In a Glass Grimmly by Adam Gidwitz
A companion novel to A Tale Dark & Grimm, this book continues to celebrate the darkness and horror that is part of real fairy tales. This time the focus expands beyond The Brothers Grimm to also include Hans Christian Andersen and Christina Rossetti among others as inspiration. This is the story of Jack and Jill and their adventures. Yes, there is a broken crown and also a beanstalk to climb. There is also a talking frog to be kissed, a goblin market to explore, and monsters to either battle or befriend. There is plenty of blood, anger, misery, hunger and torment too. Sound like the sort of book you’d enjoy? I thought so!
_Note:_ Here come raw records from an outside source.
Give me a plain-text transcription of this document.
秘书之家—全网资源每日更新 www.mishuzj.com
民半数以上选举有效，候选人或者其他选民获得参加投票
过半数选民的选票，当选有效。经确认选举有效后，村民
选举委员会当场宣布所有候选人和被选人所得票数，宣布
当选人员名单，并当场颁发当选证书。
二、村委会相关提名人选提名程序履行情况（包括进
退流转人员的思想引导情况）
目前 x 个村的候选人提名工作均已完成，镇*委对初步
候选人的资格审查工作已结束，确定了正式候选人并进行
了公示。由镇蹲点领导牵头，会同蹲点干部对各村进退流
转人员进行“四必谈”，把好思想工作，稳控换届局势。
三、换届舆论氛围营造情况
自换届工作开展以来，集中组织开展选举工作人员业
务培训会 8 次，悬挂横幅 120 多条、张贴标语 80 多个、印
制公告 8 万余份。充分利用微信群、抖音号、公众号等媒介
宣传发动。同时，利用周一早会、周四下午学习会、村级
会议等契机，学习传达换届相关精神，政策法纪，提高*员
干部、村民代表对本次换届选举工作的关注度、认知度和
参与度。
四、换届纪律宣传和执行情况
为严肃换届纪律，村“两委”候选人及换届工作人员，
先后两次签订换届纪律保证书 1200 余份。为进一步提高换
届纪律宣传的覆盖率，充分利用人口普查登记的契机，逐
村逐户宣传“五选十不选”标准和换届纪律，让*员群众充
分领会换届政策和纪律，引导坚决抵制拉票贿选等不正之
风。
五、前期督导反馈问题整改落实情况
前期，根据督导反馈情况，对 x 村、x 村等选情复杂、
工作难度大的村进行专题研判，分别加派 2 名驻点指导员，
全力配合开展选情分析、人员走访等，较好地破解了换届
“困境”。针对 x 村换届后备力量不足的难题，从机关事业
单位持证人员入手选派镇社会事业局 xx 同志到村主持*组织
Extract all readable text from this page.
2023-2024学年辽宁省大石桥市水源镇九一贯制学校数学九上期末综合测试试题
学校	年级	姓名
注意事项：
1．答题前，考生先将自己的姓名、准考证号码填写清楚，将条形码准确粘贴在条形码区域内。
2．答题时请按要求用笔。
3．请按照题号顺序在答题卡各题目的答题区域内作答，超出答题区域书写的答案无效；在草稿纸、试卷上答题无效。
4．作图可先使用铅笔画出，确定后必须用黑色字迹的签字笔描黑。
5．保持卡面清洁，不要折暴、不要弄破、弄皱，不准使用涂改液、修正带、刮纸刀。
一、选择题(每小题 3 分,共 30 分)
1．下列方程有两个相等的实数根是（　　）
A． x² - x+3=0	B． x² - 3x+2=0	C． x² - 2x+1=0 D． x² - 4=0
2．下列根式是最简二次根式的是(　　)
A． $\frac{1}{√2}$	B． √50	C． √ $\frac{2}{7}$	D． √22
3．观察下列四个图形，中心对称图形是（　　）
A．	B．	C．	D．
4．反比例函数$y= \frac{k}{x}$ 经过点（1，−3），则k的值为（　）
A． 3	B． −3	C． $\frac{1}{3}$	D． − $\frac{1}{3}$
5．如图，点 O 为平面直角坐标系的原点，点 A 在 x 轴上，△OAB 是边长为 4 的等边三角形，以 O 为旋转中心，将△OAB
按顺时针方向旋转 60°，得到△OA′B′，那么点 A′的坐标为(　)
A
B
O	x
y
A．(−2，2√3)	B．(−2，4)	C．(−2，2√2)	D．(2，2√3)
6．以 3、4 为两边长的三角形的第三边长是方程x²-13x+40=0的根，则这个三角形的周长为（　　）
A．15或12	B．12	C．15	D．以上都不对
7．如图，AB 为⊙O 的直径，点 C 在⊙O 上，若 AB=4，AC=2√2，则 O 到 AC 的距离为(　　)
Gidwitz has continued with his narrator who warns readers about what is about to happen, most of the time. There is a wonderful playfulness in this approach that lightens the sometimes very grim storylines. The interwoven tales, some of them original and all of them slightly twisted, make for a great read. The writing is strong and vibrant and a joy to read.
The characters of Jack and Jill are both wrestling with different issues, but both come down to the same thing. The two of them need to focus more on what they themselves think and not about what others think of them. Jill struggles with her mother’s focus on beauty, resulting in her walking the street naked in a spin on The Emperor’s Clothes. Jack wishes he was a leader rather than a follower, and is tormented by the other boys. He’s even mocked with a version of “Mary Had a Little Lamb.” The two children start out very likeable and relatable but turn out to be true heroes in the end.
This engaging story and pair of books is one that will get reluctant readers reading with its promises of gore and disgusting content, but is will be most enjoyed by children familiar with the original tales. Appropriate for ages 9-12.
Reviewed from ARC received from Dutton Children’s Books.